A year after it announced $50 million in seed funding, Daydream — the AI-shopping platform co-founded by e-commerce veteran Julie Bornstein — launched to the US public Wednesday.
The site is the most significant effort to date by a fashion retailer to reimagine online shopping through the capabilities of the large language models underlying AI tools such as ChatGPT. Where other retailers have typically introduced AI chatbots as add-ons to their sites, which still rely primarily on the usual navigation dropdowns and search bar, Daydream’s experience centres primarily on its chat window, which lets visitors find products by typing prompts in natural language — as opposed to keywords — or by uploading a picture.
The AI is able to process open-ended queries and take context into account when providing product matches. Bornstein said in a demo for press Tuesday that one of the team’s favourite examples of a search by an early user in testing was “revenge dress for a wedding in Paris with ‘Saltburn’ vibes,” referring to the 2023 movie.
Shoppers can further refine the results with text prompts, or by clicking a “Say More” button that appears on each product to see similar items, which can also be tailored further with written prompts. Clicking “Say More” on a black T-shirt and typing in a field provided to show versions in another colour will return listings of the same style shirt in that colour.
As with Bornstein’s previous start-up, The Yes, which Pinterest acquired in 2022, personalisation will play a key role on Daydream. First-time visitors complete a style profile including their sizes in different products, brand preferences and preferred price range. The homepage features a “daily fashion edit” of products tailored to the user’s tastes, and as the site learns their preferences, it will increasingly personalise the products they’re shown, including when they search.
Daydream believes a high degree of customisation is necessary to make sure users are seeing products that are relevant to them. The platform already has more than 200 retail and brand partners, with a catalogue of nearly 2 million products spanning more than 8,000 brands. It carries no inventory itself. Instead, when shoppers find a product they want to buy, they’re taken to the retailer’s site to complete the purchase, with Daydream taking a commission on the sale.

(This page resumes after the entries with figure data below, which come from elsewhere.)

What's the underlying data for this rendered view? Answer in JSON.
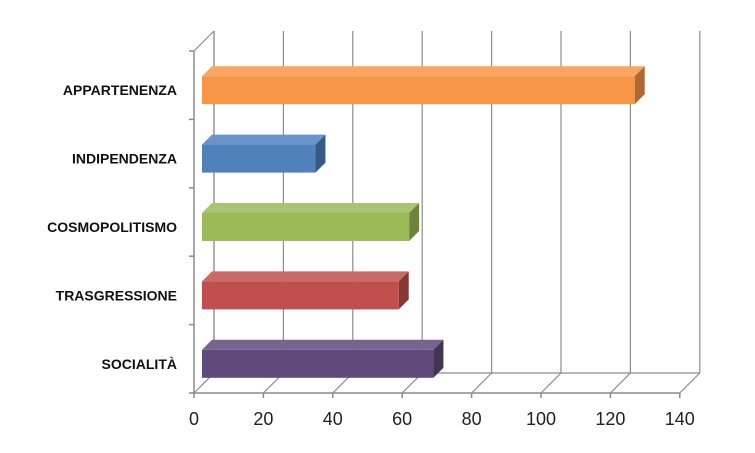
{
  "chart_data": {
    "type": "bar",
    "orientation": "horizontal",
    "style": "3d",
    "categories": [
      "APPARTENENZA",
      "INDIPENDENZA",
      "COSMOPOLITISMO",
      "TRASGRESSIONE",
      "SOCIALITÀ"
    ],
    "values": [
      127,
      35,
      62,
      59,
      69
    ],
    "colors": [
      "#F79646",
      "#4F81BD",
      "#9BBB59",
      "#C0504D",
      "#604A7B"
    ],
    "xlim": [
      0,
      140
    ],
    "xticks": [
      "0",
      "20",
      "40",
      "60",
      "80",
      "100",
      "120",
      "140"
    ],
    "grid": true,
    "legend": "none",
    "title": "",
    "xlabel": "",
    "ylabel": ""
  }
}
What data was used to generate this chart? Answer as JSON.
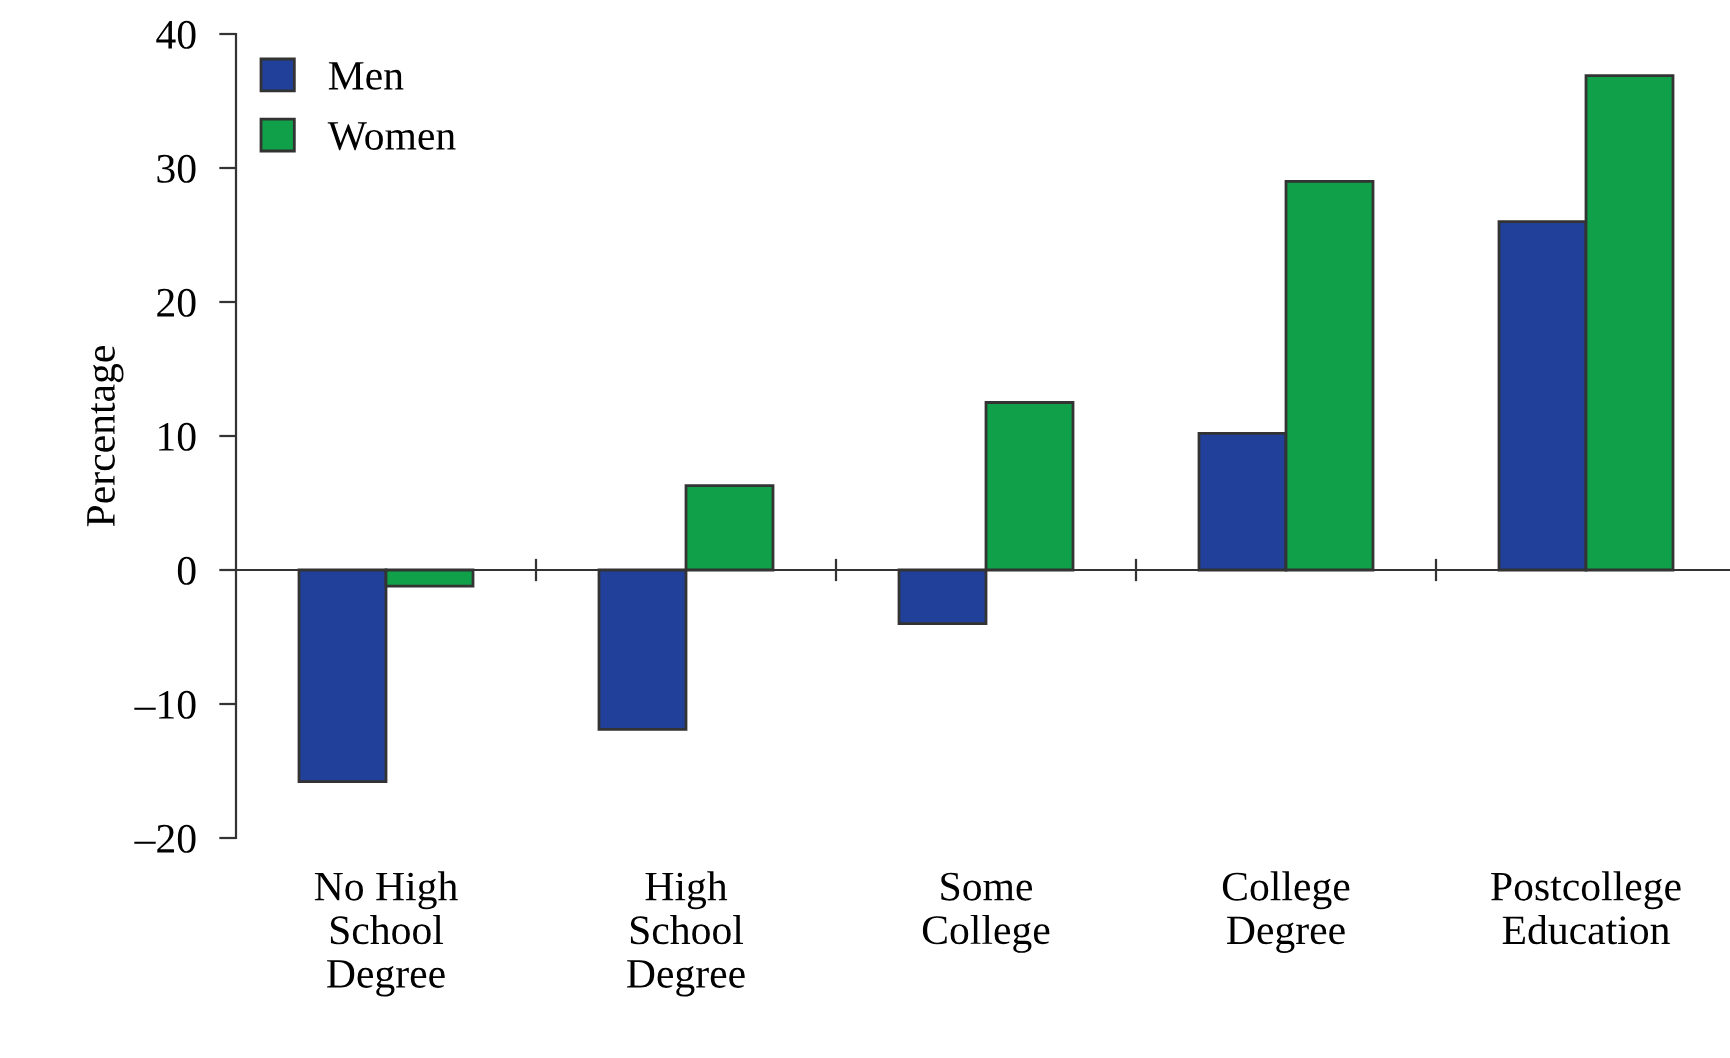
{
  "chart_data": {
    "type": "bar",
    "ylabel": "Percentage",
    "categories": [
      "No High\nSchool\nDegree",
      "High\nSchool\nDegree",
      "Some\nCollege",
      "College\nDegree",
      "Postcollege\nEducation"
    ],
    "series": [
      {
        "name": "Men",
        "color": "#21409a",
        "values": [
          -15.8,
          -11.9,
          -4.0,
          10.2,
          26.0
        ]
      },
      {
        "name": "Women",
        "color": "#0fa049",
        "values": [
          -1.2,
          6.3,
          12.5,
          29.0,
          36.9
        ]
      }
    ],
    "ylim": [
      -20,
      40
    ],
    "yticks": [
      {
        "value": -20,
        "label": "–20"
      },
      {
        "value": -10,
        "label": "–10"
      },
      0,
      10,
      20,
      30,
      40
    ],
    "legend": "top left"
  }
}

Like numerous other AI start-ups, Daydream relies on open-source AI models released by some of the major players in the space, such as OpenAI and Google. The company fine tunes its AI specifically for fashion retail, however, and plans to keep upgrading its capabilities to ensure it’s differentiated from competitors using off-the-shelf models with minimal fine tuning, according to Daydream’s chief technology officer, Maria Belousova. It’s already readying a new AI architecture that will see it using a number of different models in concert, each one specialised for a different purpose, which Belousova said will make Daydream’s search both more accurate and faster.